As far as average per-game attendance is concerned, Baltimore's high-water mark actually occurred in 2008, when 71,269 per game (100.4 percent capacity) packed M&T Bank Stadium during the first season of the John Harbaugh head-coaching era.
But the falloff since then has been negligible; last year's eight regular-season home games drew a 71,224 average (100.3), the fifth straight year the Ravens have found themselves in the league's highest echelon since stadium capacity was expanded to 71,008 in 2007.
The '07 season also marked the most recent instance when a double-digit number of teams drew fans at a 100 percent capacity rate or greater; in fact, 14 such teams posted that figure. Since then, no single season has featured more than nine NFL clubs drawing at such a pace.

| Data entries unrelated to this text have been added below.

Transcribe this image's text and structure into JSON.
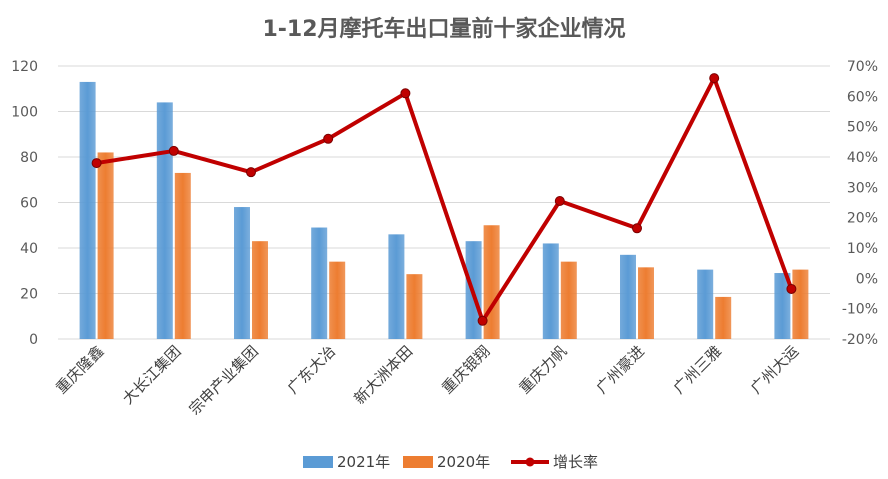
{
  "chart_data": {
    "type": "bar",
    "title": "1-12月摩托车出口量前十家企业情况",
    "categories": [
      "重庆隆鑫",
      "大长江集团",
      "宗申产业集团",
      "广东大冶",
      "新大洲本田",
      "重庆银翔",
      "重庆力帆",
      "广州豪进",
      "广州三雅",
      "广州大运"
    ],
    "series": [
      {
        "name": "2021年",
        "type": "bar",
        "axis": "left",
        "color": "#5b9bd5",
        "values": [
          113,
          104,
          58,
          49,
          46,
          43,
          42,
          37,
          30.5,
          29
        ]
      },
      {
        "name": "2020年",
        "type": "bar",
        "axis": "left",
        "color": "#ed7d31",
        "values": [
          82,
          73,
          43,
          34,
          28.5,
          50,
          34,
          31.5,
          18.5,
          30.5
        ]
      },
      {
        "name": "增长率",
        "type": "line",
        "axis": "right",
        "color": "#c00000",
        "values": [
          0.38,
          0.42,
          0.35,
          0.46,
          0.61,
          -0.14,
          0.255,
          0.165,
          0.66,
          -0.035
        ]
      }
    ],
    "left_axis": {
      "min": 0,
      "max": 120,
      "step": 20,
      "ticks": [
        "0",
        "20",
        "40",
        "60",
        "80",
        "100",
        "120"
      ]
    },
    "right_axis": {
      "min": -0.2,
      "max": 0.7,
      "step": 0.1,
      "ticks": [
        "-20%",
        "-10%",
        "0%",
        "10%",
        "20%",
        "30%",
        "40%",
        "50%",
        "60%",
        "70%"
      ]
    },
    "grid": true,
    "legend_position": "bottom"
  }
}
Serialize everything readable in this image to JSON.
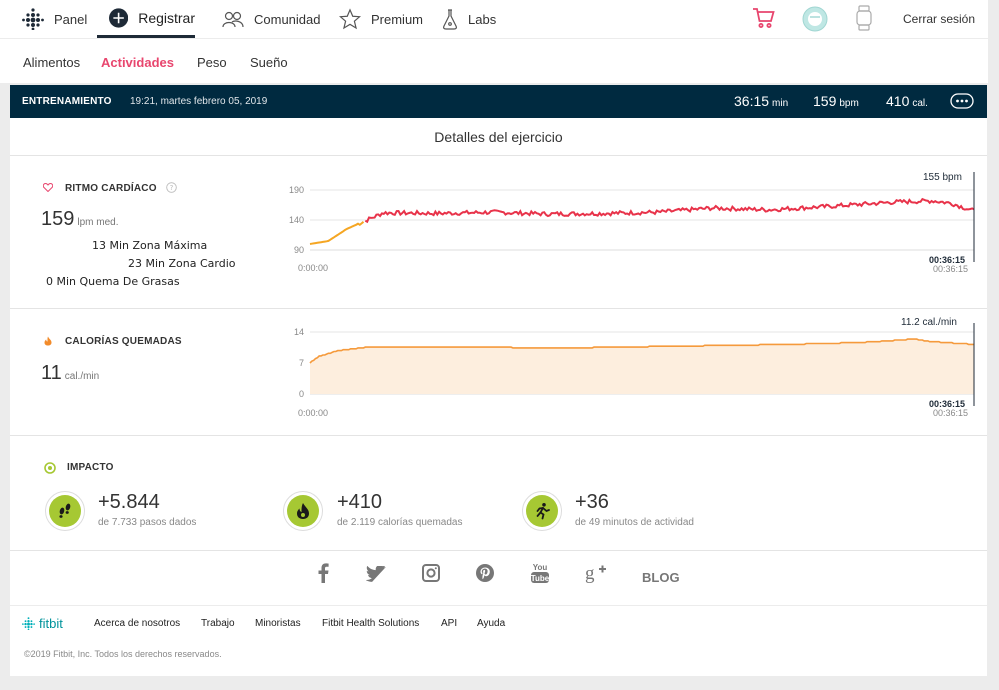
{
  "nav": {
    "panel": "Panel",
    "registrar": "Registrar",
    "comunidad": "Comunidad",
    "premium": "Premium",
    "labs": "Labs",
    "logout": "Cerrar sesión"
  },
  "subnav": [
    "Alimentos",
    "Actividades",
    "Peso",
    "Sueño"
  ],
  "exercise": {
    "label": "ENTRENAMIENTO",
    "datetime": "19:21, martes febrero 05, 2019",
    "duration": "36:15",
    "duration_unit": "min",
    "bpm": "159",
    "bpm_unit": "bpm",
    "cal": "410",
    "cal_unit": "cal."
  },
  "details_title": "Detalles del ejercicio",
  "heart": {
    "title": "RITMO CARDÍACO",
    "value": "159",
    "unit": "lpm med.",
    "zones": [
      "13 Min Zona Máxima",
      "23 Min Zona Cardio",
      "0 Min Quema De Grasas"
    ],
    "current": "155 bpm"
  },
  "calories": {
    "title": "CALORÍAS QUEMADAS",
    "value": "11",
    "unit": "cal./min",
    "current": "11.2 cal./min"
  },
  "time_axis": {
    "start": "0:00:00",
    "end": "00:36:15"
  },
  "impact": {
    "title": "IMPACTO",
    "items": [
      {
        "value": "+5.844",
        "sub": "de 7.733 pasos dados",
        "icon": "footsteps-icon"
      },
      {
        "value": "+410",
        "sub": "de 2.119 calorías quemadas",
        "icon": "flame-icon"
      },
      {
        "value": "+36",
        "sub": "de 49 minutos de actividad",
        "icon": "runner-icon"
      }
    ]
  },
  "social": {
    "blog": "BLOG"
  },
  "footer": {
    "brand": "fitbit",
    "links": [
      "Acerca de nosotros",
      "Trabajo",
      "Minoristas",
      "Fitbit Health Solutions",
      "API",
      "Ayuda"
    ],
    "copyright": "©2019 Fitbit, Inc. Todos los derechos reservados."
  },
  "colors": {
    "accent": "#e8466e",
    "heart_line": "#e8334a",
    "warm_line": "#f5a623",
    "calorie_line": "#f59a3c",
    "bar": "#002a40",
    "impact_green": "#a6c833"
  },
  "chart_data": [
    {
      "type": "line",
      "title": "RITMO CARDÍACO",
      "x": [
        0,
        1,
        2,
        4,
        7,
        10,
        13,
        16,
        19,
        22,
        25,
        28,
        30,
        32,
        34,
        35,
        36.25
      ],
      "x_unit": "min",
      "series": [
        {
          "values": [
            100,
            105,
            125,
            152,
            151,
            153,
            150,
            151,
            153,
            160,
            157,
            162,
            166,
            170,
            172,
            168,
            155
          ]
        }
      ],
      "yticks": [
        90,
        140,
        190
      ],
      "ylim": [
        90,
        195
      ],
      "xticks": [
        "0:00:00",
        "00:36:15"
      ]
    },
    {
      "type": "area",
      "title": "CALORÍAS QUEMADAS",
      "x": [
        0,
        0.5,
        1.5,
        3,
        8,
        14,
        20,
        26,
        30,
        33,
        34,
        36.25
      ],
      "x_unit": "min",
      "series": [
        {
          "values": [
            7,
            8.5,
            9.8,
            10.5,
            10.6,
            10.4,
            10.8,
            11.2,
            11.6,
            12.4,
            11.8,
            11.2
          ]
        }
      ],
      "yticks": [
        0,
        7,
        14
      ],
      "ylim": [
        0,
        14
      ],
      "xticks": [
        "0:00:00",
        "00:36:15"
      ]
    }
  ]
}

All told, leaguewide attendance has fallen four consecutive years, including a 4.5 percent decline in 2011. Taking all 32 teams into account, 17.2 million fans watched NFL regular-season games last year.
Despite that huge number, the slow economy and fan dissatisfaction in some cities has also led to a rise in local blackouts, whereby a game would not air on local television within a 75-mile radius of the stadium for a team that didn't sell out its stadium before the pre-kickoff deadline.
But two significant pieces of news could help stem that tide.
First, leaguewide blackouts in 2011 fell from 26 to 16, and they involved just four teams: San Diego (two), Buffalo (three), Tampa Bay (five) and Cincinnati (six), the team that famously offered a two-for-one ticket promotion for its home game with the Ravens last year, ensuring an artificial sellout of sorts.
Secondly, the league has gone ahead with a plan whereby the blackout rule, which has been in effect since 1973, has been amended so that teams will need to sell only 85 percent of its seats to get the game on local TV.
It's possible that such momentum will help struggling franchises such as Buffalo, Cincinnati and particularly Jacksonville to build up their fan bases to the point that they can claim the kind of track record Baltimore and other cities have, not to mention avoid a move to Los Angeles, a market the NFL may try to recapture.
But when it comes to capturing passionate lightning in a bottle, there are few, if any cities, that can match what Baltimore has already done.